In the subgroup analysis, a significant effect was found in the female group and not in the male group. This does not mean that the effect was different between the two subgroups. Statistical significance was greatly associated with the sample size. In this study, the sample size estimation was performed without considering sex differences. Fifty-one males (28 in the ACE group and 23 in the sham ACE group) and 165 females (80 in the ACE group and 85 in the sham ACE group) were recruited. The relatively small sample size in the male group would lead to insufficient power to detect the treatment effect in this group.
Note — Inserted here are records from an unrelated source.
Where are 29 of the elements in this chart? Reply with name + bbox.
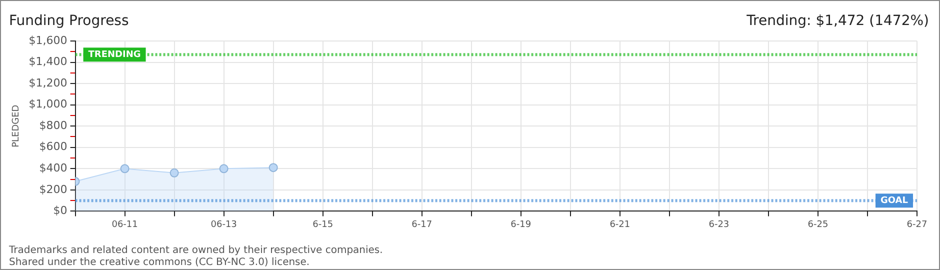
y-tick-label: $1,200 — [28, 76, 68, 90]
point — [170, 168, 179, 178]
y-axis-title: PLEDGED — [12, 104, 22, 148]
x-tick-label: 6-25 — [808, 220, 828, 230]
y-tick-label: $1,600 — [28, 34, 68, 47]
ref-line-label: GOAL — [880, 196, 908, 206]
x-tick-label: 6-21 — [610, 220, 630, 230]
x-tick-label: 06-11 — [112, 220, 138, 230]
point — [268, 163, 278, 172]
x-tick-label: 06-13 — [210, 220, 237, 230]
x-tick-label: 6-23 — [708, 220, 730, 230]
x-tick-label: 6-15 — [312, 220, 334, 230]
y-tick-label: $200 — [39, 182, 68, 196]
text: Trademarks and related content are owned by their respective companies. — [8, 245, 383, 256]
point — [219, 164, 228, 174]
x-tick-label: 6-17 — [412, 220, 432, 230]
ref-line-label: TRENDING — [88, 50, 141, 60]
chart-title: Funding Progress — [9, 13, 129, 29]
y-tick-label: $1,400 — [28, 55, 68, 68]
text: Trending: $1,472 (1472%) — [746, 13, 929, 29]
point — [120, 164, 130, 174]
x-tick-label: 6-19 — [510, 220, 532, 230]
y-tick-label: $0 — [53, 204, 68, 218]
y-tick-label: $800 — [39, 118, 68, 132]
x-tick-label: 6-27 — [906, 220, 928, 230]
y-tick-label: $400 — [39, 162, 68, 175]
text: Shared under the creative commons (CC BY-NC 3.0) license. — [9, 257, 310, 268]
y-tick-label: $600 — [39, 140, 68, 154]
y-tick-label: $1,000 — [28, 98, 68, 111]
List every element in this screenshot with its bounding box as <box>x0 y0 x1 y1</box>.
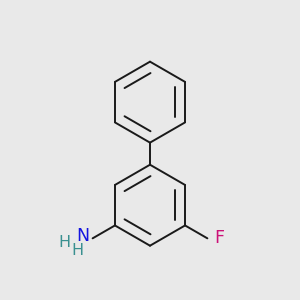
Text: H: H <box>71 243 83 258</box>
Text: F: F <box>214 229 224 247</box>
Text: N: N <box>76 227 89 245</box>
Text: H: H <box>58 235 70 250</box>
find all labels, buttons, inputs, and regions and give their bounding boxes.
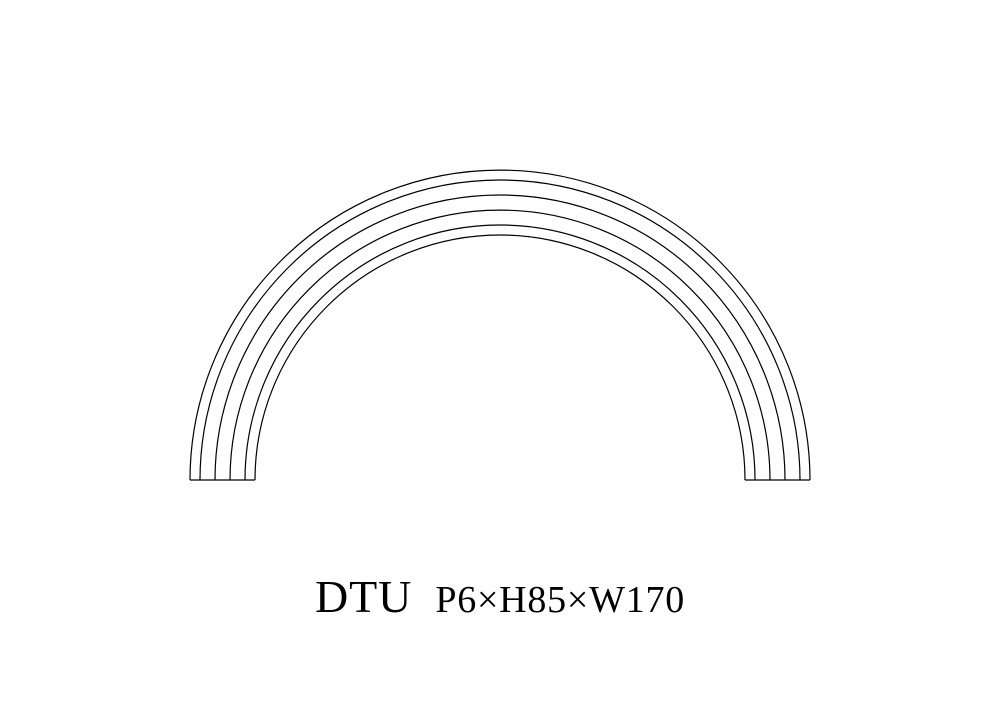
diagram-canvas: DTU P6×H85×W170 bbox=[0, 0, 1000, 714]
arch-ring-5 bbox=[190, 170, 810, 480]
arch-ring-1 bbox=[245, 225, 755, 480]
product-dimensions: P6×H85×W170 bbox=[435, 579, 685, 621]
label-row: DTU P6×H85×W170 bbox=[0, 570, 1000, 623]
product-code: DTU bbox=[315, 571, 412, 622]
arch-ring-2 bbox=[230, 210, 770, 480]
P values of both primary outcome and secondary outcomes for the interaction between sex and group and the interaction among sex, group, and visit time were greater than 0.05. Although no significant modification effect of sex was found in this study, a certain degree of difference between the two-point estimations of treatment effect from the male and female groups provided a meaningful clue for further study.
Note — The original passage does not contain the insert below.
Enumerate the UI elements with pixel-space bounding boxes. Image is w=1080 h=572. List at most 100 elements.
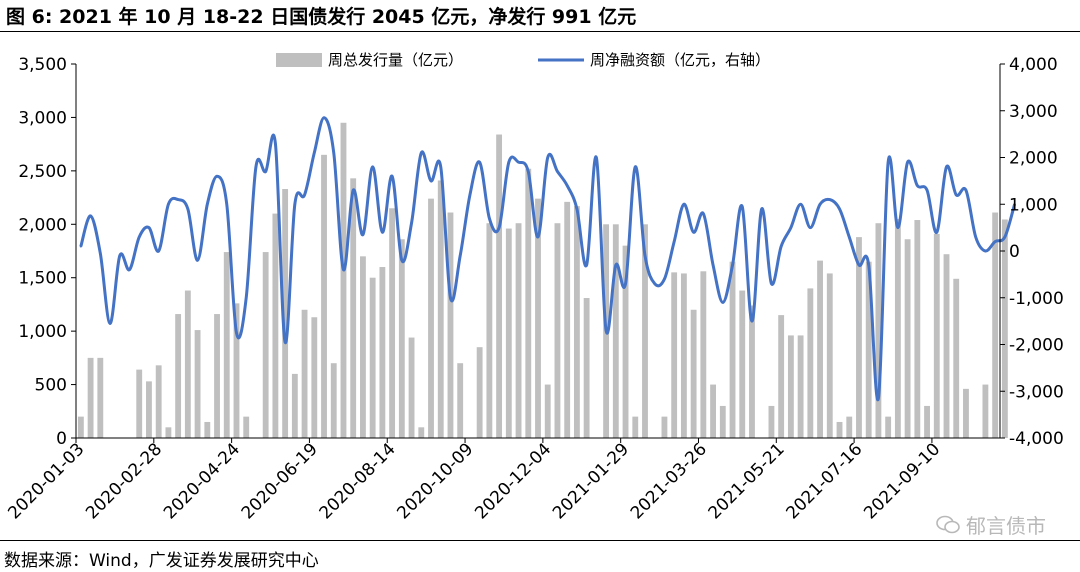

In this study, the proportion of participants with ACE-related AEs in the ACE group was low, which was also observed in other ACE-related studies [38, 39]. It took about two weeks for the catgut and local induration to be completely absorbed. To better self-absorb catgut, the alternation of acupoint stimulation was chosen, which has been used in a previous study, and contributed to weight loss [31]. Haematoma around the site of needling, sleeplessness, dizziness, and fainting were exhibited by only a few individuals, which were similar to those reported in earlier conventional acupuncture and ACE-related studies [27, 32]. No serious AEs were observed during the trial. The results of routine laboratory measurements before and after treatment provided further reassurance of the safety of ACE in the treatment of obesity. The dropout rate in other clinical studies on obesity was approximately 10% [40, 41], and the dropout rate was 10.6% in this study. This is attributed to the difficulty in managing the obese population at long treatment and follow-up periods. In fact, the trial lasted for 40 weeks. Most participants discontinued the study for personal reasons instead of AEs. This study provides additional reassurance regarding the safety of ACE in the treatment of obesity.
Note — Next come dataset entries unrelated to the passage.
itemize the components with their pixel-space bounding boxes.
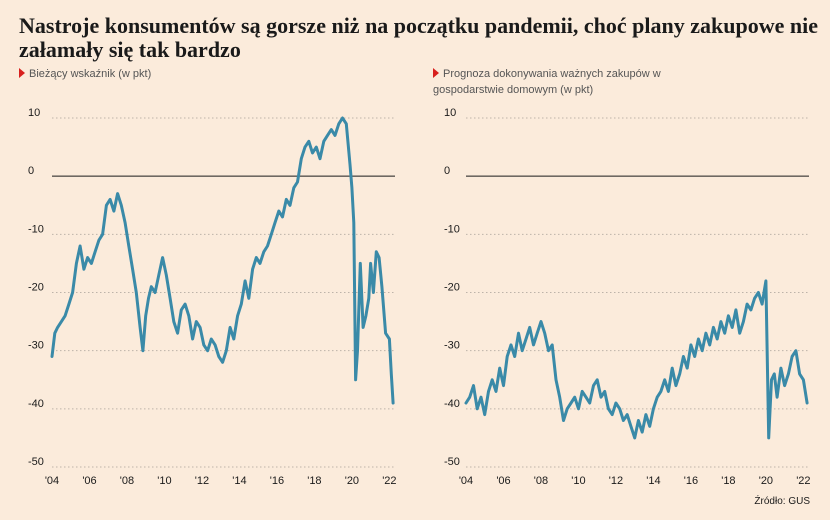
chart-title: Nastroje konsumentów są gorsze niż na po… xyxy=(19,13,818,62)
y-tick-label: -40 xyxy=(444,398,460,410)
x-tick-label: '18 xyxy=(307,475,321,487)
source-note: Źródło: GUS xyxy=(754,496,810,507)
right-line-chart: 10 0 -10 -20 -30 -40 -50 '04 '06 '08 '10 '12 '14 '16 '… xyxy=(444,107,811,487)
left-chart-subtitle: Bieżący wskaźnik (w pkt) xyxy=(19,66,379,82)
x-tick-label: '06 xyxy=(496,475,510,487)
x-tick-label: '22 xyxy=(382,475,396,487)
x-tick-label: '08 xyxy=(120,475,134,487)
y-tick-label: -20 xyxy=(444,282,460,294)
y-tick-label: 0 xyxy=(28,165,34,177)
y-tick-label: -30 xyxy=(444,340,460,352)
y-tick-label: 10 xyxy=(444,107,456,119)
y-tick-label: -20 xyxy=(28,282,44,294)
right-chart-subtitle: Prognoza dokonywania ważnych zakupów w g… xyxy=(433,66,693,98)
x-tick-label: '16 xyxy=(684,475,698,487)
y-tick-label: -30 xyxy=(28,340,44,352)
x-tick-label: '10 xyxy=(571,475,585,487)
left-line-chart: 10 0 -10 -20 -30 -40 -50'04 '06 '08 '10 '12 '14 '16 '… xyxy=(28,107,397,487)
series-line xyxy=(464,279,809,440)
red-triangle-marker xyxy=(433,68,439,78)
x-tick-label: '08 xyxy=(534,475,548,487)
x-tick-label: '10 xyxy=(157,475,171,487)
y-tick-label: -50 xyxy=(444,456,460,468)
x-tick-label: '16 xyxy=(270,475,284,487)
y-tick-label: -40 xyxy=(28,398,44,410)
series-line xyxy=(50,116,395,405)
y-tick-label: -50 xyxy=(28,456,44,468)
left-chart-subtitle-text: Bieżący wskaźnik (w pkt) xyxy=(29,68,152,80)
x-tick-label: '14 xyxy=(646,475,660,487)
red-triangle-marker xyxy=(19,68,25,78)
x-tick-label: '18 xyxy=(721,475,735,487)
x-tick-label: '04 xyxy=(45,475,59,487)
x-tick-label: '20 xyxy=(345,475,359,487)
x-tick-label: '04 xyxy=(459,475,473,487)
x-tick-label: '12 xyxy=(195,475,209,487)
right-chart-subtitle-text: Prognoza dokonywania ważnych zakupów w g… xyxy=(433,68,661,96)
x-tick-label: '20 xyxy=(759,475,773,487)
y-tick-label: -10 xyxy=(28,223,44,235)
x-tick-label: '06 xyxy=(82,475,96,487)
y-tick-label: 0 xyxy=(444,165,450,177)
y-tick-label: 10 xyxy=(28,107,40,119)
y-tick-label: -10 xyxy=(444,223,460,235)
x-tick-label: '22 xyxy=(796,475,810,487)
x-tick-label: '12 xyxy=(609,475,623,487)
x-tick-label: '14 xyxy=(232,475,246,487)
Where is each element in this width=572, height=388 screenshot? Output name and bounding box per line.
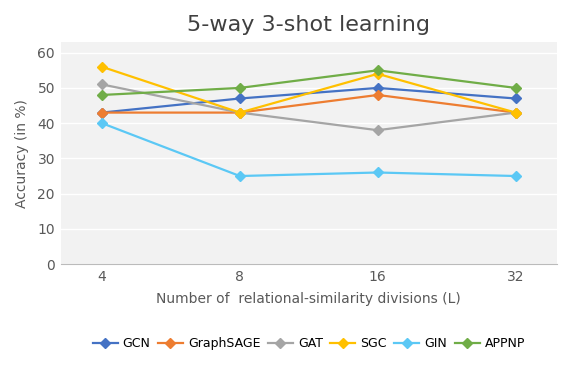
GIN [512, 174, 519, 178]
APPNP [236, 86, 243, 90]
GAT [236, 110, 243, 115]
GraphSAGE [374, 93, 381, 97]
GCN [236, 96, 243, 101]
GCN [98, 110, 105, 115]
GIN [236, 174, 243, 178]
APPNP [98, 93, 105, 97]
GCN [374, 86, 381, 90]
SGC [512, 110, 519, 115]
GraphSAGE [98, 110, 105, 115]
APPNP [512, 86, 519, 90]
GAT [512, 110, 519, 115]
SGC [236, 110, 243, 115]
Line: GCN: GCN [98, 85, 519, 116]
GAT [98, 82, 105, 87]
Y-axis label: Accuracy (in %): Accuracy (in %) [15, 99, 29, 208]
GraphSAGE [512, 110, 519, 115]
Legend: GCN, GraphSAGE, GAT, SGC, GIN, APPNP: GCN, GraphSAGE, GAT, SGC, GIN, APPNP [93, 337, 525, 350]
GIN [98, 121, 105, 125]
Title: 5-way 3-shot learning: 5-way 3-shot learning [187, 15, 430, 35]
Line: SGC: SGC [98, 63, 519, 116]
GIN [374, 170, 381, 175]
X-axis label: Number of  relational-similarity divisions (L): Number of relational-similarity division… [156, 292, 461, 306]
Line: GraphSAGE: GraphSAGE [98, 92, 519, 116]
APPNP [374, 68, 381, 73]
SGC [374, 71, 381, 76]
Line: GIN: GIN [98, 120, 519, 180]
GAT [374, 128, 381, 133]
Line: GAT: GAT [98, 81, 519, 134]
GraphSAGE [236, 110, 243, 115]
SGC [98, 64, 105, 69]
Line: APPNP: APPNP [98, 67, 519, 99]
GCN [512, 96, 519, 101]
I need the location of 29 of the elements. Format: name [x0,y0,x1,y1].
4.1. Strengths and Limitations

The strengths of this trial included the large sample size, high rates of adherence to the treatment regimen, and completion of the trial. This is the first study to provide a subgroup analysis of curative effect differences for ACE between men and women, and the results can provide meaningful clues for further study. This study has several limitations. First, long-term follow-up was not assessed. The session and follow-up in this study were based on expert consensus in China. However, a longer-term follow-up may be needed for a forward observation of whether obesity regains in the target crowd. Second, a control group of diet and exercise only or waiting list groups was not included in the research. This deserves further study in the future. Finally, the frequency, duration, length of surgical catgut, and selection of acupoints in ACE treatment warrant further investigation.

5. Conclusions

The 16-week ACE treatment decreased waistline, BMI, weight, hipline, WHR, and PBF in obese individuals and is safe for treatment. The effect persisted for at least 24 weeks after treatment discontinuation.